Indeed, over the past 28 years, only two winners of the Spirit Awards' top prize, best feature, have gone on to win the best picture Oscar: Platoon (1986) and The Artist (2011). Only 14 of the 108 performances that have been rewarded with Spirit Awards were subsequently recognized with Oscars. And only six Spirit Award-winning screenplays went on to win in either of the Academy's two screenplay categories. Moreover, in the 13 years in which there has been a Spirit Award for best documentary, only three of its winners went on to Oscar glory.
This year, however, could prove to be an historic exception to that rule, as virtually all of the frontrunners for the major-category Oscars took home prizes. (The Spirit Awards' and Academy Awards' four acting winners have never matched perfectly, but many oddsmakers, including this one, believe that will change this year.)
12 Years a Slave won best feature. Dallas Buyers Club's Matthew McConaughey won best actor. (Last year's best supporting actor Spirit Award winner for Magic Mike, he was also on stage to present an award and later to accept the Robert Altman Award with his collaborators from Jeff Nichols' Mud.) Blue Jasmine's Cate Blanchett won best actress. Dallas Buyers' Jared Leto won best supporting actor and gave an epic acceptance speech. 12 Years' Lupita Nyong'o won best supporting actress and received a standing ovation. 12 Years' John Ridley won best screenplay (he'll be competing in the best adapted screenplay category tomorrow night). And 20 Feet from Stardom won best documentary (three of its subjects also performed "Lean on Me" during the show).
Best director went to 12 Years' Steve McQueen -- however Gravity's Alfonso Cuaron, the Oscar frontrunner in that category, and his film, which is considered a 50/50 shot to beat 12 Years a Slave for the best picture Oscar, were ineligible for recognition today because the Spirit Awards only consider films that cost $20 million or, at the discretion of the Spirit Awards nominating committee, a little bit more. (For instance, last year's best feature winner, Silver Linings Playbook, cost $22 million.)

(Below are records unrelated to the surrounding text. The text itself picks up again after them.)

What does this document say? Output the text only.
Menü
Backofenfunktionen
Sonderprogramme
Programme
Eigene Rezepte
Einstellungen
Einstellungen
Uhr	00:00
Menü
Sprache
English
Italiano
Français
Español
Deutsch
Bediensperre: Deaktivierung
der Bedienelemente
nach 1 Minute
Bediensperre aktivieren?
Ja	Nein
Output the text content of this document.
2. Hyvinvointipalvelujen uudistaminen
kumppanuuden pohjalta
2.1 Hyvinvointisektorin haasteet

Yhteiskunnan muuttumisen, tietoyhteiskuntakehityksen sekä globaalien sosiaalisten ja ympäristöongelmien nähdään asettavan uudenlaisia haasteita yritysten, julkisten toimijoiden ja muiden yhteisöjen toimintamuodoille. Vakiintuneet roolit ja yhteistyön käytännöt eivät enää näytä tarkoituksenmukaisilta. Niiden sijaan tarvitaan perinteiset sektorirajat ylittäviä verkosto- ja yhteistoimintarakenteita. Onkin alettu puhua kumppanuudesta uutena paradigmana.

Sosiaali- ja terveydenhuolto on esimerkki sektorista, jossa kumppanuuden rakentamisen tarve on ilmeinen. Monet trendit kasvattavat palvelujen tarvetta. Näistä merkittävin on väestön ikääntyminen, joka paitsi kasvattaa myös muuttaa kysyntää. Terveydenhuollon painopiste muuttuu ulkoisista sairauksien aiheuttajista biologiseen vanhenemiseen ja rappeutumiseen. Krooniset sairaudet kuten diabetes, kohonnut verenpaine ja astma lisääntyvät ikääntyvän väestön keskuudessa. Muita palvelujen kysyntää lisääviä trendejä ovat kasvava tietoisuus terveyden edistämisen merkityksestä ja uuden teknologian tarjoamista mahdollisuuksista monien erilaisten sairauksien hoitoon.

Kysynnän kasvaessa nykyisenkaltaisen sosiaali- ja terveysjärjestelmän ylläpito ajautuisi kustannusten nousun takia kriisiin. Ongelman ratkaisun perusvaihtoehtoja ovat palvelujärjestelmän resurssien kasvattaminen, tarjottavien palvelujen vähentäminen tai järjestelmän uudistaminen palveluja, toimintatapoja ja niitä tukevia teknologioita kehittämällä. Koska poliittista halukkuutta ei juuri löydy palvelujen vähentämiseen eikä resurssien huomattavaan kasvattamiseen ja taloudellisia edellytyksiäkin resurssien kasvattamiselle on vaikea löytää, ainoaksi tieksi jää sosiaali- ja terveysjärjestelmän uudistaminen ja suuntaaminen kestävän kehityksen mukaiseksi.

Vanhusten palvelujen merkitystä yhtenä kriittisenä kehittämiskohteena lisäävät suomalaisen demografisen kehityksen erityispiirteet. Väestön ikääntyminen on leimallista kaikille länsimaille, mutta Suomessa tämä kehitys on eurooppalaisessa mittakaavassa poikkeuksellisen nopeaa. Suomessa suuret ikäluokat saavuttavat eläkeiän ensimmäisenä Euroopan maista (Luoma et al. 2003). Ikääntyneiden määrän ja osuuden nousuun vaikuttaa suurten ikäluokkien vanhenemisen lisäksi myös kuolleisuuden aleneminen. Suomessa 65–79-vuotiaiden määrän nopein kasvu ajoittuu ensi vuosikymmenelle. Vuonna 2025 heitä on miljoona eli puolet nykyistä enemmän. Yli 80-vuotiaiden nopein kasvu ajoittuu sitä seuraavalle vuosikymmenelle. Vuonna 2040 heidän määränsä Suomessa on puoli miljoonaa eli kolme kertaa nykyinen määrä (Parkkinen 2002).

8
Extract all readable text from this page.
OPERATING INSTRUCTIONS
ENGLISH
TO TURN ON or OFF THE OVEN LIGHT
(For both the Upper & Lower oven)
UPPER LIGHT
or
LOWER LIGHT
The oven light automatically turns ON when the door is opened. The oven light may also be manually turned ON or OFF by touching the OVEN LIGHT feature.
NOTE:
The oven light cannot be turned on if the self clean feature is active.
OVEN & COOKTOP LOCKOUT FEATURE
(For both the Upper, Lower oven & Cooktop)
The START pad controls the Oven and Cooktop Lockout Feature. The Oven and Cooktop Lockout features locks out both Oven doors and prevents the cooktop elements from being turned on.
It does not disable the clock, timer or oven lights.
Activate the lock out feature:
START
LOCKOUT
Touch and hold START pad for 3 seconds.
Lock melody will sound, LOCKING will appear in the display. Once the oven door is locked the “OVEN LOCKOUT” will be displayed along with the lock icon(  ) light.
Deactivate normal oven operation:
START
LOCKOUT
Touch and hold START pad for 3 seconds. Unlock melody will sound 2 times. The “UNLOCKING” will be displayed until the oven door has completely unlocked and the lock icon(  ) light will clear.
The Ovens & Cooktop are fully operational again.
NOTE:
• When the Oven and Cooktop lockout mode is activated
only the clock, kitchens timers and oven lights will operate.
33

Interestingly, best first feature went to Fruitvale Station, which was completely snubbed by the Academy (28-year-old writer/director Ryan Coogler received a standing-O for his moving acceptance speech); best cinematography went to 12 Years a Slave lenser Sean Bobbitt, who also was not Oscar-nominated, over Inside Llewyn Davis' Bruno Delbonnel, who was; and best international film went to France's Blue Is the Warmest Color, which was not eligible for the best foreign language film Oscar, over Italy's The Great Beauty and Denmark's The Hunt, which are nominated for it.
Nebraska scribe Bob Nelson, who is nominated for the best original screenplay Oscar, won best first screenplay. Meanwhile, best editing went to Nat Sanders for the magnificent Short Term 12, which was completely -- and criminally -- snubbed by the Academy. And the John Cassavetes Award, which goes to the best film that cost less than $250,000, was awarded to This Is Martin Bonner, which cost just $42,000, according to its exuberant writer/director Chad Hartigan.